Kapp package fails to update/install with: Stopped installing matched version

book

Article ID: 439376

calendar_today

Updated On:

Products

Tanzu Kubernetes Runtime

Issue/Introduction

When attempting to revert or downgrade core components in a vSphere Kubernetes Service (VKS) Guest Cluster, the PackageInstall (e.g., tkgs-npr-main-kapp-controller) fails to reconcile with the following error:

Stopped installing matched version '0.50.0+vmware.1-tkg.3-vmware' since last attempted version '0.55.0+vmware.1-fips-tkg.1' is higher.
hint: Add annotation packaging.carvel.dev/downgradable: "" to PackageInstall to proceed with downgrade

After applying the required packaging.carvel.dev/downgradable annotation to bypass the version check, the reconciliation remains stuck, eventually timing out with:

kapp: Error: Timed out waiting after 30s for resources: apiservice/v1alpha1.data.packaging.carvel.dev (apiregistration.k8s.io/v1) cluster
deployment/kapp-controller (apps/v1) namespace: tkg-system


In this state, the kapp-controller deployment in the Guest Cluster shows 0/1 replicas available, and no pods are present in the tkg-system namespace.

Environment

VMware vSphere Kubernetes Service

Cause

The reconciliation deadlock is caused by a two-stage failure:

  1. Version Protection: Carvel kapp-controller prevents downgrades by default to avoid accidental state corruption, requiring a manual annotation.

  2. Admission Controller Blockade: Once the downgrade is forced, the kapp-controller deployment attempts to rotate pods.
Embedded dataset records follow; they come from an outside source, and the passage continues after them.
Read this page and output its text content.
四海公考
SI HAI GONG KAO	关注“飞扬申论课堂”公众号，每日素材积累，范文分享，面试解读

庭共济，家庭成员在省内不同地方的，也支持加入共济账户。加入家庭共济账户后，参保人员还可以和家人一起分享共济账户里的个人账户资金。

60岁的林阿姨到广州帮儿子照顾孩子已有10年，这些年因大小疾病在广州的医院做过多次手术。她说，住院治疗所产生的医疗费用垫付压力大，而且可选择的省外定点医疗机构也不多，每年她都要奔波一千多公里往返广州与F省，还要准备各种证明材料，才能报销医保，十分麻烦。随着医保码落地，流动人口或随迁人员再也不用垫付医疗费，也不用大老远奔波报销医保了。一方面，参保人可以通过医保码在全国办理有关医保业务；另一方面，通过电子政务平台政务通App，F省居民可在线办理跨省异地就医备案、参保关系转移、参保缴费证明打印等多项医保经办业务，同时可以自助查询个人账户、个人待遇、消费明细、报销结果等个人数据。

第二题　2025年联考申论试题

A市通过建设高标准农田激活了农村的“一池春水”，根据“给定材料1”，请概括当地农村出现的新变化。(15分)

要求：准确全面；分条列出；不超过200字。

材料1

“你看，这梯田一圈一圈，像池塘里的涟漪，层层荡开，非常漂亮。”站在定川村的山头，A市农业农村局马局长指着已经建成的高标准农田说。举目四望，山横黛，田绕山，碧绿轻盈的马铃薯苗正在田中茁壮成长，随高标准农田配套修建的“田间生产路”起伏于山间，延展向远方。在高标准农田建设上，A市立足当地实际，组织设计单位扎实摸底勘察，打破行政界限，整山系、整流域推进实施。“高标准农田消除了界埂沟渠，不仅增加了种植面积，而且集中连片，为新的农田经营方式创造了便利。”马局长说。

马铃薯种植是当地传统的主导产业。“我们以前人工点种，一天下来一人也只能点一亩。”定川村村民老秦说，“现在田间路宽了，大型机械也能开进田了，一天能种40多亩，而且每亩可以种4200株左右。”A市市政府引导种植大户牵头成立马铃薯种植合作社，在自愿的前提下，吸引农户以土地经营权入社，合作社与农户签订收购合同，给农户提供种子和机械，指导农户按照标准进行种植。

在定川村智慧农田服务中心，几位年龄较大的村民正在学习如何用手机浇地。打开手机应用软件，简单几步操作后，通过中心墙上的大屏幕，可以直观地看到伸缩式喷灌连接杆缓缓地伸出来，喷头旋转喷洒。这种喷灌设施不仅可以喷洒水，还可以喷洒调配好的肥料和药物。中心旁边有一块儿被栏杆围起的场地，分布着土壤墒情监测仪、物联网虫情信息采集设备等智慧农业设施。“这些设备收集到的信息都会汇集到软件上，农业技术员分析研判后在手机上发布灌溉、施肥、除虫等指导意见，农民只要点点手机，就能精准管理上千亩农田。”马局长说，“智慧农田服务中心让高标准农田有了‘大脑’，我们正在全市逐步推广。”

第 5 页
However, a Kyverno ClusterPolicy (e.g., check-image-registry) intended to restrict image pulls to corporate registries contains a syntax error in its exclusion list. The pattern tkg-system-* fails to match the literal tkg-system namespace.

Consequently, the Kyverno webhook denies the creation of the new kapp-controller pods because they attempt to pull images from the internal local registry (localhost:5000). Without running pods, the v1alpha1.data.packaging.carvel.dev APIService cannot initialize, leading to the 30-second timeout.

Resolution

1. Enable Downgrade (Supervisor Context)
Annotate the PackageInstall on the Supervisor Cluster to permit the version rollback

2. Correct Kyverno Policy on the guest cluster
kubectl edit clusterpolicy <policy-name>
For webhooks that prevent image pulls and pod creation based on given namespaces, allow the following namespaces that are integral to VKS cluster lifecycle events:
kube-system
vmware-system-antrea
vmware-system-auth
vmware-system-cloud-provider
vmware-system-csi
tkg-system
secretgen-controller
vmware-system-supervisor-services
The namespace that houses VKS components which is unique to each environment and can be retrieved with:

 kubectl get ns | grep svc-tkg

3. Reset Deployment State (Guest Cluster)
kubectl rollout restart deployment <deployment-name> -n <namespace>